Saturday, April 4, 2009
Artist 7
Natalie Jeremijenko uses various mediums, though mostly computer-related, it seems, to address the issues of climate change and the need to act in order to preserve the earth. The image to the left is a computer desktop she developed called A-Trees, alluding to the conventional term for artificial life, which is A- Life. Based on a reciprocating algorithm, the tree "grows" on the screen, depending on the input from a carbon-dioxide meter, which measures the level of CO2 in the immediate vicinity. Her other projects include a program called Stump that prints out a cross-section of a tree's stump when the amount of paper used by the printer amounts to that area of tree in pulp, as well as a project called Tree Logic, which s a display of six trees hanging upside down outside of MASS MoCa.
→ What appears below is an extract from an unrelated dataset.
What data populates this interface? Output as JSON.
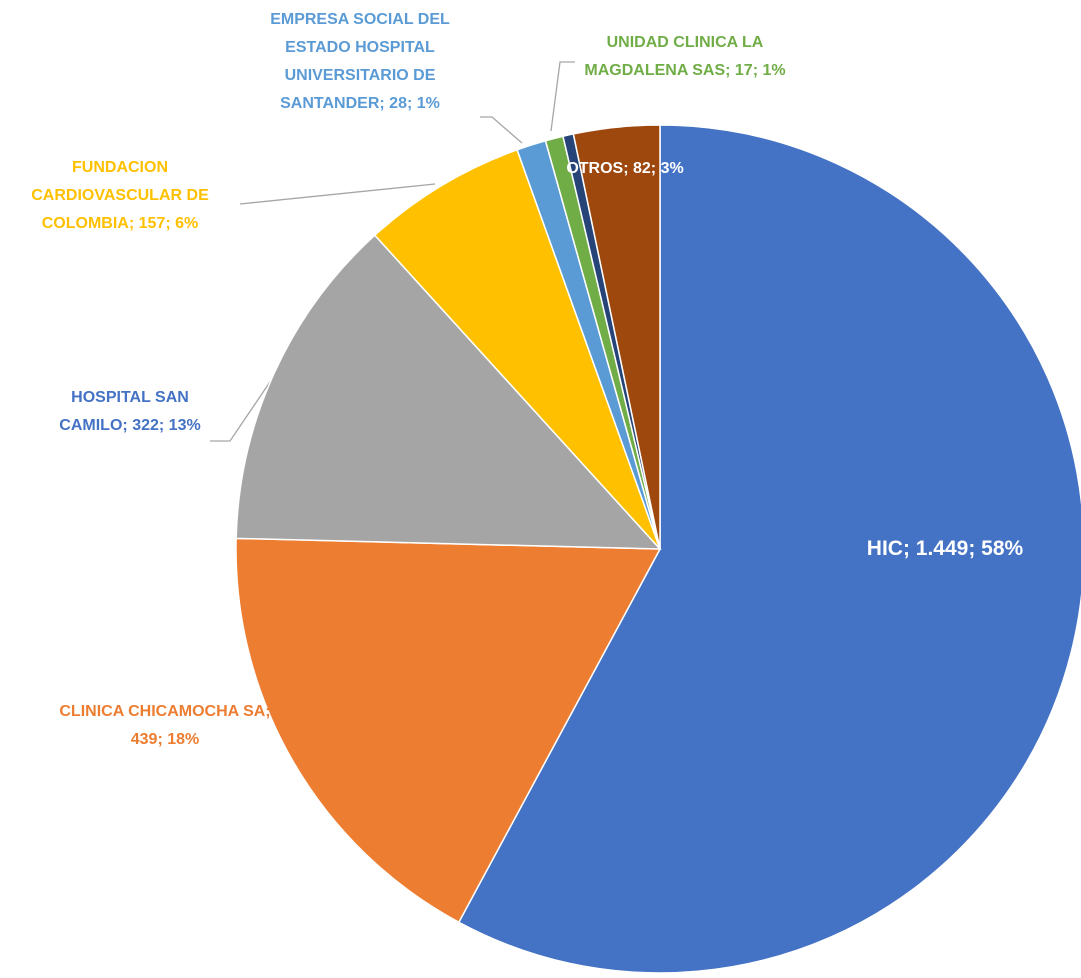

Apparently they collect sap from the trees. I think the motivation behind her work is awesome, and I admire the creativity with which she was able to manifest those motivations, especially the desktop one. I was drawn to her work because I agree strongly with the notion that action must be taken to preserve our planet. She is furthering these questions and debates by simply drawing attention to it in a new way. In terms of objectivity and subjectivity, I think hr artwork mostly pertains to the objective. The desktop tree is about as possibly accurate as digital imaging can get, and the stump images are not enhanced or anything, merely just a basic printout of that image. And those trees are just trees. What makes these things so powerful is not the accuracy with which they are portrayed, but the new, sometimes strange manner in which these factual images are presented. And this gives them a subjective quality, which allows Natalie to convey her message.